Ничего такого, за что можно было бы зацепиться, услышать Гурову так и не удалось. Похожий разговор состоялся и с прочими присутствующими. Родственники недоумевали, уверяли, что такого человека, как Ритушин, могли убить либо по недоразумению, либо по глупости. Единственно конкретное, что удалось узнать, – координаты близкого друга убитого. По словам Татьяны Ритушиной, это был доцент истфака МГУ, с которым Ритушин дружил еще с юности.
Поскольку до полудня было еще далеко, Гуров решил съездить в университет. Набрав номер, взятый у родственников убитого, он услышал мощный бас, который скорее мог бы принадлежать волжскому бурлаку, нежели представителю кабинетной науки. Обладатель баса уведомил Гурова, что не более чем через полчаса он будет свободен и готов с ним встретиться.
Доцент истфака МГУ Юрий Лебедев и внешне представлял собой зрелище довольно впечатляющее. Ростом он был с Гурова и вдобавок к этому имел могучую шею и толстые ручищи.
– Едва ли ошибусь, если предположу, что в недалеком прошлом вы брали призовые места по греко-римской или вольной борьбе, – заметил Гуров, обменявшись с Лебедевым рукопожатием.
Крепость гуровского рукопожатия, судя по всему, на доцента произвела самое благоприятное впечатление, поскольку он добродушно, но с заметной грустинкой улыбнулся и, охотно кивнув, прогудел:
– Совершенно верно. По названным вами видам борьбы имею мастера спорта. Но, я так понимаю, вы изъявили желание увидеться со мной по поводу того, что случилось с Германом? – На лицо Лебедева набежала тень.
– Да, я именно по этому поводу. – Усаживаясь в указанное ему кресло, Гуров мельком осмотрел крохотный кабинетик доцента, который тот, судя по всему, делил с кем-то еще.
Вдоль задней глухой стены в ряд стояло несколько шкафов со стеклянными дверцами, набитых книгами и папками с какими-то бумагами. В ближнем к входной двери стояли кубки и статуэтки. Очевидно, это и были спортивные трофеи Лебедева. Стены пестрели множеством дипломов и грамот.
– О случившемся с Германом рано утром мне сообщила Татьяна, его жена. – Лебедев наморщил лоб и потер виски. – Я с полчаса ходил как шальной, не зная, что думать, что делать, как вообще в это поверить. Это был настоящий шок. Убийство такого человека – абсолютная, невероятная бессмыслица. Я не могу представить, кому выгодна его смерть.

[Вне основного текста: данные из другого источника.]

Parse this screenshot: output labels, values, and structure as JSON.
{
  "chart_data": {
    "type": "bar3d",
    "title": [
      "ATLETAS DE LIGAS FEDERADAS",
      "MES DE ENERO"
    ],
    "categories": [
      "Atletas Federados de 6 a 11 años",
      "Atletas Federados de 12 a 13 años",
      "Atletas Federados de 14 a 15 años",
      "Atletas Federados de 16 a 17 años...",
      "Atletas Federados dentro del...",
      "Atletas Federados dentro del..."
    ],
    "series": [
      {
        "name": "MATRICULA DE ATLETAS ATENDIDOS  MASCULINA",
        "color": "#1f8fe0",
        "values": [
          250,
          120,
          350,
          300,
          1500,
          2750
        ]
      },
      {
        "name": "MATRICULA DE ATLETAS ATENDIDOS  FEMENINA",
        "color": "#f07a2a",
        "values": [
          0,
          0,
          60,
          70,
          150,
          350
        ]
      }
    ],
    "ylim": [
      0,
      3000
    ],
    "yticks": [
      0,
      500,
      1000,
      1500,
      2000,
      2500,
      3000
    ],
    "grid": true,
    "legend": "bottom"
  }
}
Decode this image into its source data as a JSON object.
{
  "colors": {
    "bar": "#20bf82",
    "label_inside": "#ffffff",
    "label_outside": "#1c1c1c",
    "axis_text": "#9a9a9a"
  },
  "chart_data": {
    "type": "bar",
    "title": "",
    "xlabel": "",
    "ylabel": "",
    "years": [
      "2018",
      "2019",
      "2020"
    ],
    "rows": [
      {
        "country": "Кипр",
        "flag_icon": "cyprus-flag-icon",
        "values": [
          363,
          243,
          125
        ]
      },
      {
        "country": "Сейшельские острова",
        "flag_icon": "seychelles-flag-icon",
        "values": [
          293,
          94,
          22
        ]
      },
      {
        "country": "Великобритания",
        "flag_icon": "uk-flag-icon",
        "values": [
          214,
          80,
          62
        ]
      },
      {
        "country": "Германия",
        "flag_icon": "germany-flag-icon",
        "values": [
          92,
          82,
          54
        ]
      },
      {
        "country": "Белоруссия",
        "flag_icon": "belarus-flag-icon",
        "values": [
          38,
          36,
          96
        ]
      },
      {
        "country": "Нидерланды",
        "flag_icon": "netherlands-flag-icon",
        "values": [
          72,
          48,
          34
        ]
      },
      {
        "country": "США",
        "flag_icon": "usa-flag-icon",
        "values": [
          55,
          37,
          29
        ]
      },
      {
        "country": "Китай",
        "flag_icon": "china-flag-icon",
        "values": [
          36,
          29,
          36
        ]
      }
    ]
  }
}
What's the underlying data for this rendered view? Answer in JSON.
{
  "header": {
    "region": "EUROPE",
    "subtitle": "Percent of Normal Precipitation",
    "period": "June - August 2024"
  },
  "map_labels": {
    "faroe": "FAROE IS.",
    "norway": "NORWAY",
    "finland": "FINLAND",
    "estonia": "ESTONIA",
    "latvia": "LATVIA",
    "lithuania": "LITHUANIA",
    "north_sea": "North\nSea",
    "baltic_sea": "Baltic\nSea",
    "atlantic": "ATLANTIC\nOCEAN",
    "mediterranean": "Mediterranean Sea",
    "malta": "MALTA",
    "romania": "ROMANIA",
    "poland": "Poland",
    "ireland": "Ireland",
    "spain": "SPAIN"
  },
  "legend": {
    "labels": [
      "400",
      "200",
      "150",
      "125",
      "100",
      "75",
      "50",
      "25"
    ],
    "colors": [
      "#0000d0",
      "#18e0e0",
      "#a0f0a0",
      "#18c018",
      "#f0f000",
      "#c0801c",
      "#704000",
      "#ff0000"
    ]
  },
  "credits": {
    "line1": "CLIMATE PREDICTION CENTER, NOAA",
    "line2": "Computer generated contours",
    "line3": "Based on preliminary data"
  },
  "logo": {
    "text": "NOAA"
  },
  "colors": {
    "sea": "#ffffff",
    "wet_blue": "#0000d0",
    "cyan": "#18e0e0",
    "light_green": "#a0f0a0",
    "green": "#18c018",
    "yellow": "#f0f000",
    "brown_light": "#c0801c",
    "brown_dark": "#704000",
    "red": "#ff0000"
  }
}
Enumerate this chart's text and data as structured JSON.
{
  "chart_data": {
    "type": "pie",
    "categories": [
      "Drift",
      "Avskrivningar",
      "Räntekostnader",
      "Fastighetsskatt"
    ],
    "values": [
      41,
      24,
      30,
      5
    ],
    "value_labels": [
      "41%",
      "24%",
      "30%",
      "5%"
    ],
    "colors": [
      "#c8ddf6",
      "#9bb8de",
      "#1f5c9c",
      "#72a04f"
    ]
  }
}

– Смерть всегда бессмысленна, – философски заметил Гуров и, как это случалось с ним уже не раз, чисто автоматически пошарил в кармане, но тут же вспомнил, что сигареты там искать бессмысленно.
– Хотите закурить? – Лебедев предупредительно подвинул к нему лежащую на столе пачку сигарет и зажигалку. – Вот, берите, не стесняйтесь. Сам я уже давно не курю. Но курильщиков понимаю. Это моего соседа по кабинету. Он не жадный. Кстати, чемпион Москвы по шахматам.
– В шахматы играю, и вроде неплохо. – Гуров чуточку слукавил – играл он очень сильно, и в управлении едва ли кто рискнул бы с ним сразиться. – Но раз уж вы не курите, то поддержу и я эту замечательную традицию. Расскажите-ка мне все, что знаете о вашем друге. Меня интересуют его симпатии и антипатии, его предпринимательская и политическая деятельность, его привычки и вкусы. Чем больше деталей, тем лучше. Убийство, это видно по почерку, совершил профессионал. На месте преступления не обнаружено даже стреляных гильз. Свидетели информацию дали крайне скудную. Так что любой штрих из его биографии может стать ключом к раскрытию преступления.
– Попытаюсь… – Лебедев развел руками. – Германа знаю со школы, так что рассказ может получиться бесконечно долгим. Но вкратце скажу так, людей, подобных ему, немного. Это – талант, самородок, умница. Он к нам в школу пришел в восьмом классе. Корнями откуда-то с Новгородчины. Парень он был зажигательный. В баскетбол, футбол, шахматы играл лучше всех. Имел феноменальную память. У новичков обычно в чем сложность? Пока всех запомнит, всех узнает, со всеми освоится – больше года уйдет. А этот уже через неделю знал практически всех по именам. У нас там среди пацанов были свои «бугры», всякие авторитеты полукриминального пошиба… Ну, как и во многих других городских школах. Тем более в нашей, на окраине города.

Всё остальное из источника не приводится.